When each platform makes sense

Ren is built for teams that need to run agents as reliable infrastructure, not as one-off chat sessions. If you’re deploying agents that touch production code, manage secrets, coordinate across multiple systems, or need to run unattended for hours, Ren provides the full stack: managed compute, credential vaults, multi-agent coordination, and session observability. The trade-off is commitment. Ren is an opinionated platform. If you need a single agent for ad-hoc tasks and don’t care about organizational scale, a simpler tool may be faster to start with.

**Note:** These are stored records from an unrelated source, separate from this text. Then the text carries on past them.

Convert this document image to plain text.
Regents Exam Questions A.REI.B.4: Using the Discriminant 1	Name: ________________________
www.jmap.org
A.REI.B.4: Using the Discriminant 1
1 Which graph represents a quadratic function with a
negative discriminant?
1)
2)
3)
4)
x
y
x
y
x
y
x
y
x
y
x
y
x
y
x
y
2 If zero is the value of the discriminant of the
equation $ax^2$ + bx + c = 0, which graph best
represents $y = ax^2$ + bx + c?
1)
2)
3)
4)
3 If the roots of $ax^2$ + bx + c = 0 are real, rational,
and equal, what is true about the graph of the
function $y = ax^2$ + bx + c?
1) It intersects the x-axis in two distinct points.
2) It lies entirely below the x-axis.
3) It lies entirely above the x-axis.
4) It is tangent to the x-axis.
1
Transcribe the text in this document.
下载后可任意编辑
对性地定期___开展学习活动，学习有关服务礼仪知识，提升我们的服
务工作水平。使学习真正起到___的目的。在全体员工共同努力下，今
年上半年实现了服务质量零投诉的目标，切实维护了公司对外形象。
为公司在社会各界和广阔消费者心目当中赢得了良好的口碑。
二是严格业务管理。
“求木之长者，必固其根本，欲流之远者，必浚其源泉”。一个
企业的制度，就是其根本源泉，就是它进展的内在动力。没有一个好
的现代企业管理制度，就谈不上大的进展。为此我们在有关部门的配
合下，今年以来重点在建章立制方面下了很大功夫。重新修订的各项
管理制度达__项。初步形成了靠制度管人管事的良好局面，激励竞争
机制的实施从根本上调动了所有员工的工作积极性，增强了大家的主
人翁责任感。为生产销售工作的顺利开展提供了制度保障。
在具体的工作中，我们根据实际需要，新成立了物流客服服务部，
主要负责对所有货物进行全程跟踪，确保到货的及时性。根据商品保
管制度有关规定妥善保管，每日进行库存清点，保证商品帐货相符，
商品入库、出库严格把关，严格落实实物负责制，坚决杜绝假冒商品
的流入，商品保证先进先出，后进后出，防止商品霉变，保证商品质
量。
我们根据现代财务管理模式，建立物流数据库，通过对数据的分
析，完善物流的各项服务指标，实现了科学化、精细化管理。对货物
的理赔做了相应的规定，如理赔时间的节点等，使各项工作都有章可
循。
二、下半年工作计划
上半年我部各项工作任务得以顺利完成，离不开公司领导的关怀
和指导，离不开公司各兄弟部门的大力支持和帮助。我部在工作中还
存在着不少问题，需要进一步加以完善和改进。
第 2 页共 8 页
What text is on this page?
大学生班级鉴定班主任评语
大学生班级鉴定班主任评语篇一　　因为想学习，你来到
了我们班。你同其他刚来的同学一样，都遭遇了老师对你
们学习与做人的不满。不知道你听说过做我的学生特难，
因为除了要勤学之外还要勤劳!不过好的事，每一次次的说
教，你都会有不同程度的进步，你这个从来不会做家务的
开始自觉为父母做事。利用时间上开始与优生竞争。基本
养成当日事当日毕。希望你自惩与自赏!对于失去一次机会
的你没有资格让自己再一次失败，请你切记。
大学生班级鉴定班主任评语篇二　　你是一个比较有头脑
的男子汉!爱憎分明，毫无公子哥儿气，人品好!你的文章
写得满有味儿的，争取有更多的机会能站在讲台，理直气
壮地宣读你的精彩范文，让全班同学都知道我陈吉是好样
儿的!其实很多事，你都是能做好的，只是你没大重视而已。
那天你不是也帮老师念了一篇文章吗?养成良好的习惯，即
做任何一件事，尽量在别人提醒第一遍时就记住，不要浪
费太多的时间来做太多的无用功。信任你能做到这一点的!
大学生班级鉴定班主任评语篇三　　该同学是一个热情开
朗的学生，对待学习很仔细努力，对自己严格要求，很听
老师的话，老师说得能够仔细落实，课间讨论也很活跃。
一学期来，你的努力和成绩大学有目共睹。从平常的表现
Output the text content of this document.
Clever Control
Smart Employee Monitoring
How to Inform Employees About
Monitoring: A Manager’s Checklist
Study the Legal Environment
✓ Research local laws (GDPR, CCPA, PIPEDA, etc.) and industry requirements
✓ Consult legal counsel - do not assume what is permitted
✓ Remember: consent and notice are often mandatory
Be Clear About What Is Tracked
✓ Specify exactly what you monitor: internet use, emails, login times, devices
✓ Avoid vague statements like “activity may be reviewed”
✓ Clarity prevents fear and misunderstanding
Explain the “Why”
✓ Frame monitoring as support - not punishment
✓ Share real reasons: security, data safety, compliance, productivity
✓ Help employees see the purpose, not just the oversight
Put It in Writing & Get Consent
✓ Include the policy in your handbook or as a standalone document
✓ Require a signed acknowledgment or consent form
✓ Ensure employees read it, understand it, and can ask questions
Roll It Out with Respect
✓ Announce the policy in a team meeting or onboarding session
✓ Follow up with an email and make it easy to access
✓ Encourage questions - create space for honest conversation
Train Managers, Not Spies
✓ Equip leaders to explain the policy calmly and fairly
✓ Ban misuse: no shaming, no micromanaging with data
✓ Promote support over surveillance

Claude Managed Agents offers real managed sandboxes and long-running task execution. It’s a strong choice if your team already lives in the Anthropic ecosystem and only needs Claude models. It’s Claude-only, lacks native third-party integrations and an org-level registry, and doesn’t support multiplayer sessions.

ChatGPT Workspace Agents brings scheduling and Slack deployment to OpenAI’s agent offering. Agents run on GPT models only, sandbox infrastructure is partial, and there’s no multi-agent coordination, session replays, or org-level registry.

Manus excels as an autonomous agent for ad-hoc tasks, with real managed sandboxes and long-running work. It stops at organizational infrastructure: no vault, no native integrations, no scheduling/webhooks, no org-level registry.

Viktor shines as a Slack-native task assistant with a massive integration catalog (3,000+). But it’s a task assistant, not an agent deployment platform: no managed sandboxes, vault, scheduling, multi-agent coordination, replays, or registry.

The pattern

The consistent distinction is between agent tools and agent infrastructure. Manus and Viktor are capable agent tools. Claude Managed Agents and ChatGPT Workspace Agents add some infrastructure within ecosystem boundaries. Ren is agent infrastructure: the compute, secrets, coordination, observability, and sharing layer that turns individual agents into a reliable organizational capability.

The ambition: L5 autonomous companies

Ren’s design is shaped by a longer-term thesis. Today’s AI agents operate at roughly L3 autonomy. They handle well-scoped tasks with human oversight. The trajectory points toward L5: autonomous companies where humans set intent and review outcomes, and agents handle entire operational domains.

Getting from L3 to L5 isn’t a model problem. It’s an infrastructure problem. An L5 agent needs:

  • Reliable compute that doesn’t disappear when someone closes their laptop.
  • Safe credential access that doesn’t require a human to paste keys.
  • Coordination primitives so multiple agents don’t step on each other.
  • Observability so humans can audit, correct, and trust what agents did.
  • Persistence so an agent can pick up where it left off after a failure.

Ren builds these primitives now, not because every team needs L5 today, but because the infrastructure you adopt at L3 determines whether you can reach L5 at all. A chat wrapper won’t scale into an autonomous system. A managed platform will.